An everyday way to picture it

Imagine two shops on the same street are both for sale, and both earn the same profit of ₹1,00,000 a year. The first shop is priced at ₹10,00,000 and the second at ₹20,00,000. They bring in identical money, yet the second costs twice as much to buy.

You would not decide just by looking at the price tag. You would compare the price against what the shop earns. The first shop pays back its price in ten years of profit, the second takes twenty. Same earnings, very different value. Stocks work in exactly this way, and the P/E ratio is the tool that makes the comparison for you.

The idea behind cheap and expensive

Every company reports its earnings per share, written EPS, which is simply the yearly profit split across all its shares. The P/E ratio takes the share price and divides it by that EPS. It tells you how many rupees you pay for each one rupee of yearly profit, a bit like the number of years it would take to earn your money back if profits stayed flat.

The P/E ratio:
P/E = Price per share ÷ Earnings per share

For example, a share that costs ₹200 in a company earning ₹20 per share each year has a P/E of 10, because 200 divided by 20 equals 10. You are paying ten rupees for every one rupee of yearly profit. A lower P/E can mean the stock is cheaper, and a higher P/E more expensive, but it is not the whole story.

Low P/E (looks cheap)High P/E (looks expensive)
What you payFewer rupees for each ₹1 of yearly profitMore rupees for each ₹1 of yearly profit
Often meansA steady or slow-growing business, or one out of favourFast growth that investors expect to continue
The catchCan be a value trap if profits keep shrinkingPrice can fall hard if the growth does not arrive

So a cheap-looking stock is not always a good buy, and a pricey-looking one is not always a bad buy. The P/E gives you the question to ask, not the final answer.

See it for yourself

Both companies can carry any price you choose. Change what each one earns per share and watch the P/E decide which is really cheaper.

Company A
Price per share₹200
Earnings per share each year₹10.0
P/E ratio
20.0
Pay ₹20 for each ₹1 of yearly profit. Around a fair price.
Company B
Price per share₹200
Earnings per share each year₹5.0
P/E ratio
40.0
Pay ₹40 for each ₹1 of yearly profit. Pricier for each rupee of profit.

Cheaper on price for each rupee of profit: Company A. Notice that two companies can share the same share price and still be priced very differently. The one that earns more per share has the lower P/E, so you pay less for each rupee of profit.

Worked example: same profit, very different price

Company A trades at ₹100 a share and earns ₹10 per share each year. Company B trades at ₹500 a share and also earns ₹10 per share each year. Both hand you the same ₹10 of yearly profit per share, but the price you pay for it is worlds apart.

Company ACompany B
Price per share₹100₹500
Earnings per share each year₹10₹10
P/E ratio100 ÷ 10 = 10500 ÷ 10 = 50
You pay for each ₹1 of profit₹10₹50

Both earn the same ₹10 a share, yet Company B costs five times as much for that identical rupee of profit.
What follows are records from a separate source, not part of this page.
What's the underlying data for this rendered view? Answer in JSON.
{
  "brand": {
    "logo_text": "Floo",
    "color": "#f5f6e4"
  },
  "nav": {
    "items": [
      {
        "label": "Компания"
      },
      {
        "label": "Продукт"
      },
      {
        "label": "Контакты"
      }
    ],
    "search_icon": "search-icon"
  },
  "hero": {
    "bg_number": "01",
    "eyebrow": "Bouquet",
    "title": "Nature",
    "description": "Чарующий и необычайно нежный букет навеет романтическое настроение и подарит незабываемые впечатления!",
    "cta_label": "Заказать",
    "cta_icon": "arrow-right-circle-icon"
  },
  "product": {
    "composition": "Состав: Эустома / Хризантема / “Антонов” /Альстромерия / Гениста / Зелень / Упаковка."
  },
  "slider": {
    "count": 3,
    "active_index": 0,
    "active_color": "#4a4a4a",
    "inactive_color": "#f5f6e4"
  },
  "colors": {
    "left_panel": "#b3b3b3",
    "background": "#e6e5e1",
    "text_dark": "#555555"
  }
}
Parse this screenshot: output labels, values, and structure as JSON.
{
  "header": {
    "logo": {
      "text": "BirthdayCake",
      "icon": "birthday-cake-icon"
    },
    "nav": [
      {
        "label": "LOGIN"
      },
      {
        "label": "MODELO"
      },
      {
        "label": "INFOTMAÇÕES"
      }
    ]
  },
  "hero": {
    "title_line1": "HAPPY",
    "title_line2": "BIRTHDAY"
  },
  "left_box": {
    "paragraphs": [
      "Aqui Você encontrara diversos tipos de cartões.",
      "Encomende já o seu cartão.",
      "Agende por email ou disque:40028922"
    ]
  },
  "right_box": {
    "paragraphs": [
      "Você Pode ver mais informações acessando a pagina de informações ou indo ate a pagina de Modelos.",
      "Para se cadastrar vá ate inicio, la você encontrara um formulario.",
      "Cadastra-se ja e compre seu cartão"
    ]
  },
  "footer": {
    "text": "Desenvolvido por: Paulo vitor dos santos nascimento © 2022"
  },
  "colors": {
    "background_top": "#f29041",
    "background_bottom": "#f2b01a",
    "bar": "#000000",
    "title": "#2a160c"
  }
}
By the only measure that counts, Company B is far more expensive, even though a beginner glancing at the prices might assume the ₹500 stock is simply the better company.

Now you decide, and here is the consequence either way. Both choices carry a hope and a risk.

If you buyThe hopeThe risk
Company A, the low P/EIt is genuinely cheap and the price rises as more investors notice the valueIt is a value trap, where the low price reflects a business whose profits keep shrinking
Company B, the high P/EFast growth lifts its earnings until the high price starts to look fairThe growth disappoints, and the price falls hard to match the smaller-than-hoped profit

There is no single right answer. A low P/E can be a bargain or a trap, and a high P/E can be justified by real growth or punished when that growth fails to arrive. The skill is asking which case is true before you buy.

Remember this

In short: a high share price does not make a stock expensive, and a low one does not make it cheap. Compare the price to the company's earnings with the P/E ratio, then ask whether a low P/E is a real bargain or a value trap, and whether a high P/E is backed by genuine growth.